Castilla-La Mancha

El 'experimento' de Podemos con el PSOE de Page cumple un año con el partido dividido

Castilla-La Mancha fue el laboratorio para ensayar un gobierno conjunto entre PSOE y Podemos, pero la división interna de los morados lastra la relación entre ambas formaciones  

Pablo Iglesias felicita a Pedro Sánchez por la victoria de la moción de censura.
Pablo Iglesias felicita a Pedro Sánchez por la victoria de la moción de censura. EFE

La relación de Podemos con el PSOE ha sido uno de los grandes objetos de debate en el seno del partido desde comienzos de su andadura. Y también una cuestión de disputa entre las diferentes corrientes. Ahora se cumple un año desde que la formación morada entró por primera vez a formar parte de un gobierno autonómico, el de Castilla-La Mancha

Pero las aguas bajan revueltas para los de Pablo Iglesias. Sólo tiene dos diputados en el Parlamento regional, pero sus votos son decisivos para sacar adelante las leyes.El secretario general José García Molina entró en el Gobierno de Emiliano García Page como vicepresidente segundo y defiende los beneficios de haberse incorporado. Pero en frente tiene al portavoz en la cámara regional, David Llorente, muy crítico con la alianza de los socialistas y defensor de la ruptura del pacto de gobierno ante el "incumplimiento" de García-Page con sus compromisos y su actitud tratando "de bloquear leyes y medidas" que para la formación morada son "fundamentales" e "irrenunciables". 

Con motivo del primer aniversario del pacto, Llorente aprovechó para criticar duramente la alianza en un artículo en el diario Público. "La participación de Podemos en el Gobierno de García-Page, además de innecesaria, ha sido inútil y, sobre todo, contraproducente; es decir, un fracaso", manifiesta.

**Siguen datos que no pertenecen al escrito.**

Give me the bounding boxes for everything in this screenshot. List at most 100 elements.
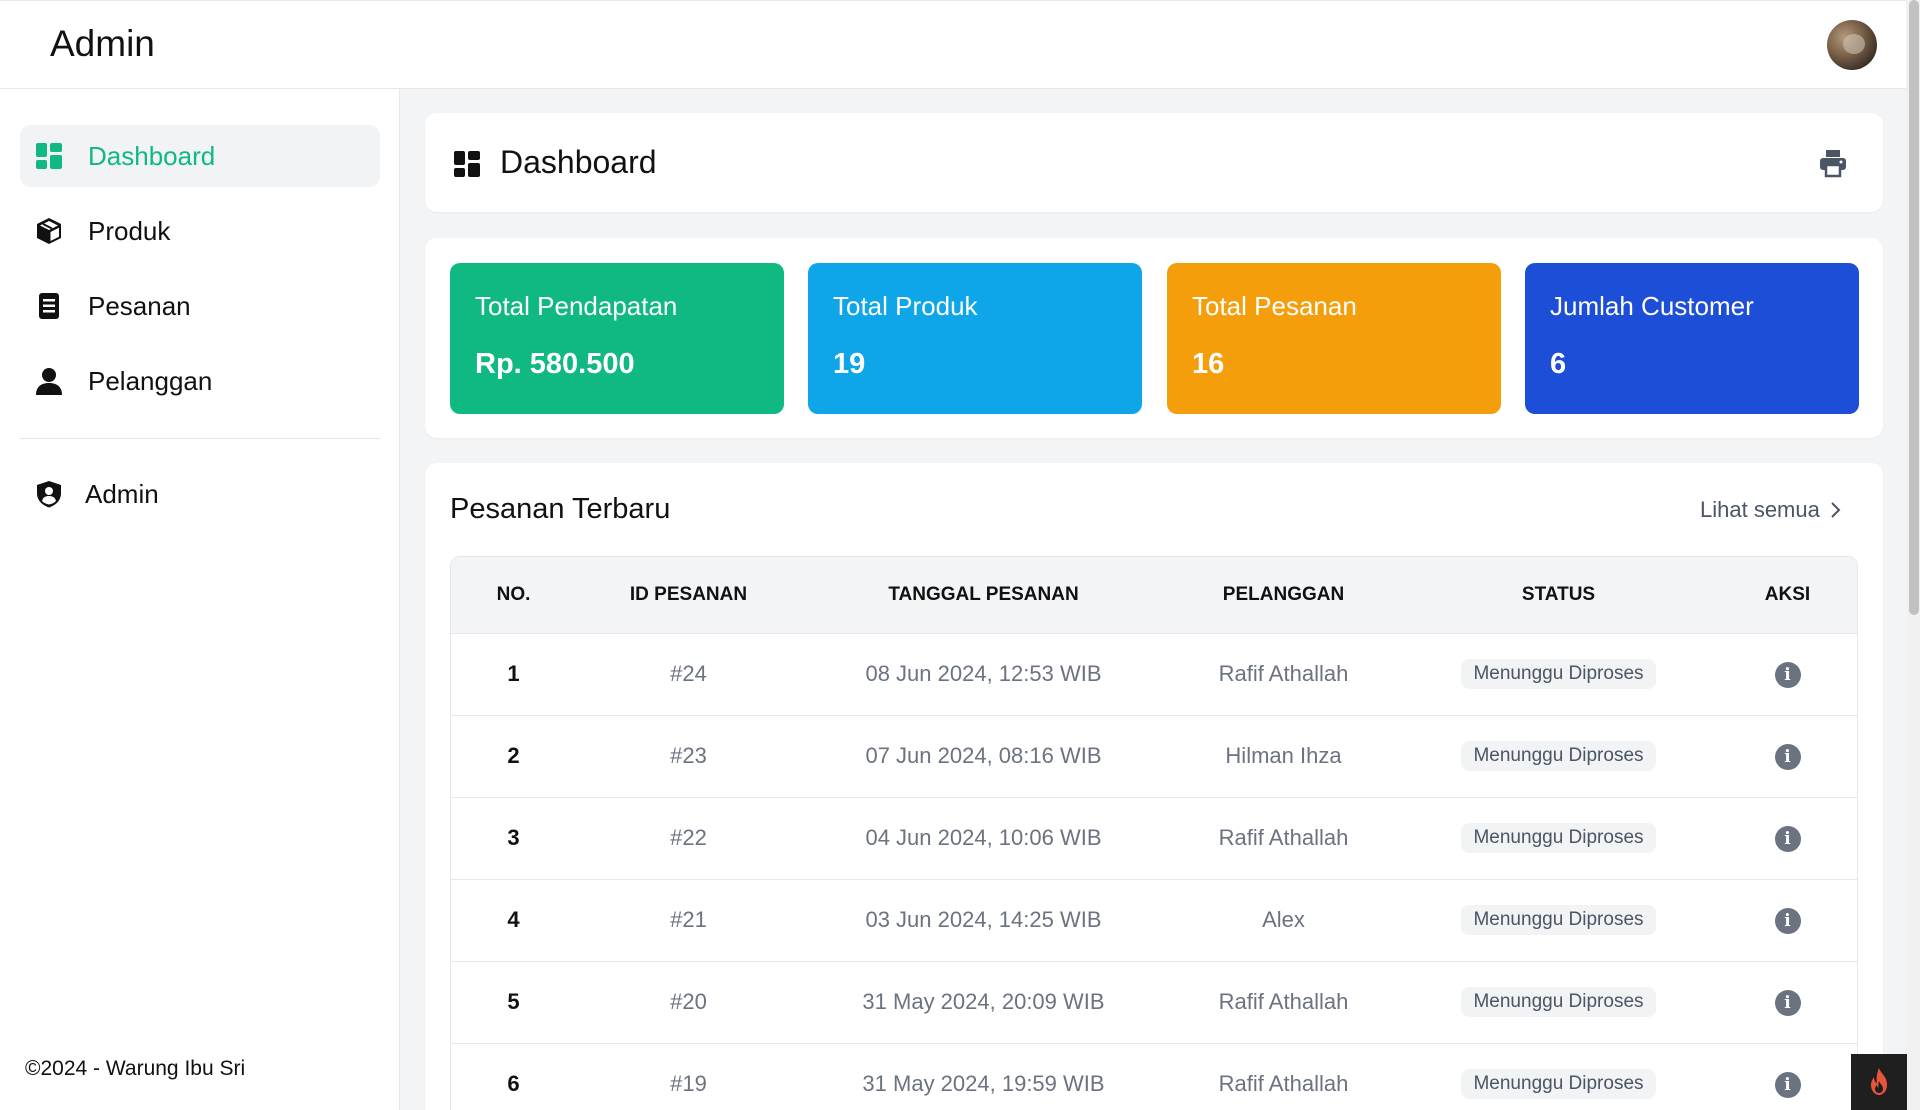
sidebar: Dashboard Produk Pesanan Pelanggan Admin…: [0, 89, 400, 1110]
stat-title: Total Pesanan: [1192, 291, 1357, 321]
column-header: NO.: [496, 583, 531, 605]
sidebar-item-label: Pelanggan: [88, 365, 213, 396]
info-icon[interactable]: i: [1774, 662, 1801, 688]
sidebar-item-dashboard[interactable]: Dashboard: [20, 125, 380, 187]
column-header: PELANGGAN: [1222, 583, 1345, 605]
column-header: STATUS: [1521, 583, 1596, 605]
scrollbar-thumb[interactable]: [1909, 0, 1919, 615]
cell-order-id: #20: [670, 989, 707, 1014]
brand-title: Admin: [50, 23, 155, 64]
sidebar-item-label: Dashboard: [88, 140, 216, 171]
avatar[interactable]: [1827, 20, 1877, 70]
cell-customer: Hilman Ihza: [1225, 743, 1342, 768]
column-header: AKSI: [1764, 583, 1811, 605]
table-row: 4 #21 03 Jun 2024, 14:25 WIB Alex Menung…: [451, 879, 1857, 961]
cell-status: Menunggu Diproses: [1401, 715, 1716, 797]
stat-value: Rp. 580.500: [475, 348, 635, 380]
status-badge: Menunggu Diproses: [1461, 987, 1656, 1017]
sidebar-item-pelanggan[interactable]: Pelanggan: [20, 350, 380, 412]
cell-no: 3: [507, 825, 520, 850]
cell-action: i: [1716, 1043, 1857, 1110]
cell-order-id: #22: [670, 825, 707, 850]
column-header: ID PESANAN: [629, 583, 748, 605]
sidebar-divider: [20, 438, 380, 439]
stat-total-pesanan: Total Pesanan 16: [1167, 263, 1501, 414]
stat-title: Jumlah Customer: [1550, 291, 1754, 321]
see-all-label: Lihat semua: [1700, 497, 1820, 522]
cell-customer: Rafif Athallah: [1218, 1071, 1349, 1097]
cell-order-id: #21: [670, 907, 707, 932]
info-icon[interactable]: i: [1774, 908, 1801, 934]
stat-total-produk: Total Produk 19: [808, 263, 1142, 414]
info-icon[interactable]: i: [1774, 744, 1801, 770]
column-header: TANGGAL PESANAN: [888, 583, 1079, 605]
cell-order-id: #23: [670, 743, 707, 768]
sidebar-item-produk[interactable]: Produk: [20, 200, 380, 262]
cell-customer: Rafif Athallah: [1218, 825, 1349, 850]
sidebar-footer: ©2024 - Warung Ibu Sri: [25, 1057, 246, 1080]
cell-order-date: 31 May 2024, 20:09 WIB: [862, 989, 1105, 1014]
status-badge: Menunggu Diproses: [1461, 823, 1656, 853]
cell-order-date: 07 Jun 2024, 08:16 WIB: [865, 743, 1102, 768]
flame-icon: [1871, 1068, 1887, 1095]
cell-action: i: [1716, 715, 1857, 797]
stat-value: 16: [1192, 348, 1225, 380]
sidebar-item-admin[interactable]: Admin: [20, 463, 380, 525]
cell-order-date: 03 Jun 2024, 14:25 WIB: [865, 907, 1102, 932]
cell-action: i: [1716, 961, 1857, 1043]
cell-no: 2: [507, 743, 520, 768]
cell-status: Menunggu Diproses: [1401, 879, 1716, 961]
cell-status: Menunggu Diproses: [1401, 961, 1716, 1043]
receipt-icon: [39, 293, 59, 319]
stat-title: Total Produk: [833, 291, 978, 321]
see-all-link[interactable]: Lihat semua: [1700, 497, 1842, 523]
table-header-row: NO. ID PESANAN TANGGAL PESANAN PELANGGAN…: [451, 557, 1857, 633]
status-badge: Menunggu Diproses: [1461, 741, 1656, 771]
stat-value: 6: [1550, 348, 1567, 380]
chevron-right-icon: [1831, 502, 1841, 518]
cell-order-date: 08 Jun 2024, 12:53 WIB: [865, 661, 1102, 686]
status-badge: Menunggu Diproses: [1461, 1069, 1656, 1100]
box-icon: [37, 218, 61, 244]
orders-table: NO. ID PESANAN TANGGAL PESANAN PELANGGAN…: [450, 556, 1858, 1110]
table-row: 2 #23 07 Jun 2024, 08:16 WIB Hilman Ihza…: [451, 715, 1857, 797]
cell-status: Menunggu Diproses: [1401, 797, 1716, 879]
top-header: Admin: [0, 0, 1906, 89]
cell-status: Menunggu Diproses: [1401, 1043, 1716, 1110]
sidebar-item-pesanan[interactable]: Pesanan: [20, 275, 380, 337]
cell-customer: Rafif Athallah: [1218, 661, 1349, 686]
cell-no: 1: [507, 661, 520, 686]
stat-value: 19: [833, 348, 866, 380]
user-icon: [36, 368, 62, 395]
cell-no: 6: [507, 1071, 520, 1097]
status-badge: Menunggu Diproses: [1461, 659, 1656, 689]
cell-no: 5: [507, 989, 520, 1014]
printer-icon[interactable]: [1818, 148, 1848, 178]
cell-status: Menunggu Diproses: [1401, 633, 1716, 715]
cell-order-id: #24: [670, 661, 707, 686]
table-row: 5 #20 31 May 2024, 20:09 WIB Rafif Athal…: [451, 961, 1857, 1043]
stats-card: Total Pendapatan Rp. 580.500 Total Produ…: [425, 238, 1883, 438]
info-icon[interactable]: i: [1774, 990, 1801, 1016]
status-badge: Menunggu Diproses: [1461, 905, 1656, 935]
sidebar-item-label: Admin: [85, 478, 159, 509]
cell-order-date: 04 Jun 2024, 10:06 WIB: [865, 825, 1102, 850]
dashboard-grid-icon: [36, 143, 62, 169]
section-title: Pesanan Terbaru: [450, 493, 671, 525]
cell-no: 4: [507, 907, 520, 932]
table-row: 3 #22 04 Jun 2024, 10:06 WIB Rafif Athal…: [451, 797, 1857, 879]
table-row: 6 #19 31 May 2024, 19:59 WIB Rafif Athal…: [451, 1043, 1857, 1110]
cell-action: i: [1716, 879, 1857, 961]
cell-customer: Rafif Athallah: [1218, 989, 1349, 1014]
cell-customer: Alex: [1262, 907, 1305, 932]
sidebar-item-label: Pesanan: [88, 290, 191, 321]
page-title: Dashboard: [500, 144, 657, 180]
sidebar-item-label: Produk: [88, 215, 171, 246]
cell-action: i: [1716, 797, 1857, 879]
cell-order-id: #19: [670, 1071, 707, 1097]
floating-widget-button[interactable]: [1851, 1054, 1907, 1110]
cell-action: i: [1716, 633, 1857, 715]
info-icon[interactable]: i: [1774, 1072, 1801, 1099]
info-icon[interactable]: i: [1774, 826, 1801, 852]
shield-user-icon: [37, 481, 61, 508]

El portavoz en las cortes regionales pertenece a la corriente Anticapitalistas, la tercera familia de los morados cuyos principales referentes son el eurodiputado Miguel Urbán y la coordinadora general en Andalucía, Teresa Rodríguez.

Precisamente, esta última también ha planteado durante los últimos meses un pulso a la dirección de Madrid por su alianza electoral con Izquierda Unida, al margen del acuerdo estatal alcanzado entre ambas formaciones. Los 'anticapis' siempre han sido reacios a formar parte de gobiernos socialistas. E incluso son críticos con la política de mano tendida al PSOE desplegada por Podemos en los últimos meses y que se acerca a las tesis planteadas por Íñigo Errejón

Un año después de entrar en el gobierno castellano manchego, el panorama a nivel nacional no podía ser más diferente tras el triunfo de la moción de censura de Pedro Sánchez contra Mariano Rajoy. En ella, los votos y la mediación de Podemos con los partidos nacionalistas e independentistas jugó un papel clave. Pero a la vuelta del verano podrá comprobarse si hay un golpe de timón de los morados, severamente castigados en el último barómetro del CIS. 

Podrían producirse cambios en la relación con los socialistas a medida que se acerquen las citas con las urnas; las primeras, las andaluzas, y, después, europeas, autonómicas y municipales en mayo de 2019. Del apoyo inicial para el cambio de Gobierno a un marcaje más duro para disimular un efecto 'muleta' que antes atribuían a Ciudadanos con el PP.

En el seno del partido surgen las dudas por el papel adoptado en el nuevo tablero de juego, coincidiendo además la retirada forzosa de sus dos principales líderes del primer plano tras el nacimiento prematuro de sus dos hijos. En cualquier caso, la experiencia del Gobierno en Castilla-La Mancha habrá servido como centro de pruebas para futuros pactos tras las elecciones de mayo de 2019 si las fuerzas de izquierdas consiguen romper el bloque del centro-derecha.